The purpose of the qualification phase is to determine whether a particular reference sequence is represented in the sample. We do this by observing that, if a given reference is present in the sample, then it is highly likely that the reference is evenly covered across the entire reference. Thus, we disqualify any reference that is not evenly covered across the entire reference.

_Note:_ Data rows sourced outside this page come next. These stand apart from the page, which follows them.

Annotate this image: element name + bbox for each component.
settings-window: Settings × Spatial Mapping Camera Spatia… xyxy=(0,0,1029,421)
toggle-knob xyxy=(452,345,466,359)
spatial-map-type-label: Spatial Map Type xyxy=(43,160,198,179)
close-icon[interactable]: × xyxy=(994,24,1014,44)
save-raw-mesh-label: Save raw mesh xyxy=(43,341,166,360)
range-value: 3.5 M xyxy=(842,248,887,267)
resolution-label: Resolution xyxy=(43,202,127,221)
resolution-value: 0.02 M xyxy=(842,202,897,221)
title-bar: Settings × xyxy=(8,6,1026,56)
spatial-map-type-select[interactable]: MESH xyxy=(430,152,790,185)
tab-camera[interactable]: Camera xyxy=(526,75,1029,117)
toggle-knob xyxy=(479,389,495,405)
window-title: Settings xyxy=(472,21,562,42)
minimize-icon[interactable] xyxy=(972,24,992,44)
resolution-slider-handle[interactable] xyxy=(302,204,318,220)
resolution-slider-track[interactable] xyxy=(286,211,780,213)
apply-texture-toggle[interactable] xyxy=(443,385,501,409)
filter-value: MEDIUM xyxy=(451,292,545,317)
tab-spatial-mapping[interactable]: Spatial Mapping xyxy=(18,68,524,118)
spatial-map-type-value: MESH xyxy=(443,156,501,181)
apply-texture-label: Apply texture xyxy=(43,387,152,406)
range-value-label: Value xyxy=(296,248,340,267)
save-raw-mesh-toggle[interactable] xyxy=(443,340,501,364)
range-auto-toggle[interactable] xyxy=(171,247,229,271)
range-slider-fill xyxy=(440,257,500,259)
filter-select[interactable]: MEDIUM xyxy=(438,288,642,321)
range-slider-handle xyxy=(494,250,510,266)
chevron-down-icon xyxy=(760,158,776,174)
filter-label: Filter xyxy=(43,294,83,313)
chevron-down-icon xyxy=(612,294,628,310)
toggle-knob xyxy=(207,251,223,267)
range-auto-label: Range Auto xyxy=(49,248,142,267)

The purpose of the quantification phase is to estimate how abundant the qualified references are. This is done in two different ways depending on whether reads are mapping uniquely to a given reference or not. If a given qualified reference contains reads that map uniquely to that reference and no other references in the database, then abundance for this reference is estimated from the peaks of uniquely mapping reads (reads mapping uniquely to a specific genome in a large database tend to do so uniformly within clusters and thus forming peaks). If a given qualified reference contains no uniquely mapping reads, then abundance is estimated from the total amount of nucleotides mapping to the reference and the total length of the reference. The final step of quantification is to coalesce patterns of disqualified coverage onto higher-level taxons.

Note that the Taxonomic Profiling tool is currently optimised for specificity and as a consequence very conservative in the detection of low abundance species in samples of average coverage: for example, to have a 50% chance to detect a species, its coverage needs to be at at least 6.6. This stringency limitation will be addressed in the future releases of the software.

To run the Taxonomic Profiling tool, go to Microbial Genomics Module (Image mgm_folder_closed_flat_16_h_p) | Metagenomics (Image wma_folder_open_flat_16_n_p) | Taxonomic Analysis (Image taxonomic_analysis_folder_16_n_p) | Taxonomic Profiling (Image taxonomic_profiler_16_n_p).

You can select one or several read files to analyze (figure 5.1). When choosing several read files, they will be considered as belonging to one single sample unless the batch mode option is checked, in which case each file will be considered as an individual sample.

Image taxpro_1
Figure 5.1: Select the reads.

In the "Parameters" dialog , provide the reference database you will use to map the reads (figure 5.2). Note that the first time you run the tool with a given database, the analysis will take longer because it is indexing and caching the database as indicated by the warning message in the dialog. Analysis time will be improved in subsequent runs, when the workbench is able to use the index generated the first time around.

You can also choose to "Filter host reads". You must then specify the host genome (for example the Homo sapiens hg19 in the case of human microbiota). Finally, checking the option "Auto-detect paired distances" will generate an estimate of the paired distance range in an additional section of the report output by the tool.

Image taxpro_2
Figure 5.2: Select the reference, and potentially choose to filter against an host genome to remove potential contamination.

Finally, choose from the different output options and Open or Save the results (figure 5.3).

Image taxpro_3
Figure 5.3: Workflow output options.

The tool will generate by default an abundance table as well as a report with a list of the taxons and their abundances. You can choose to output additional files such as a sequence lists of the reads matching the reference database and those matching the host, as well as the unclassified reads.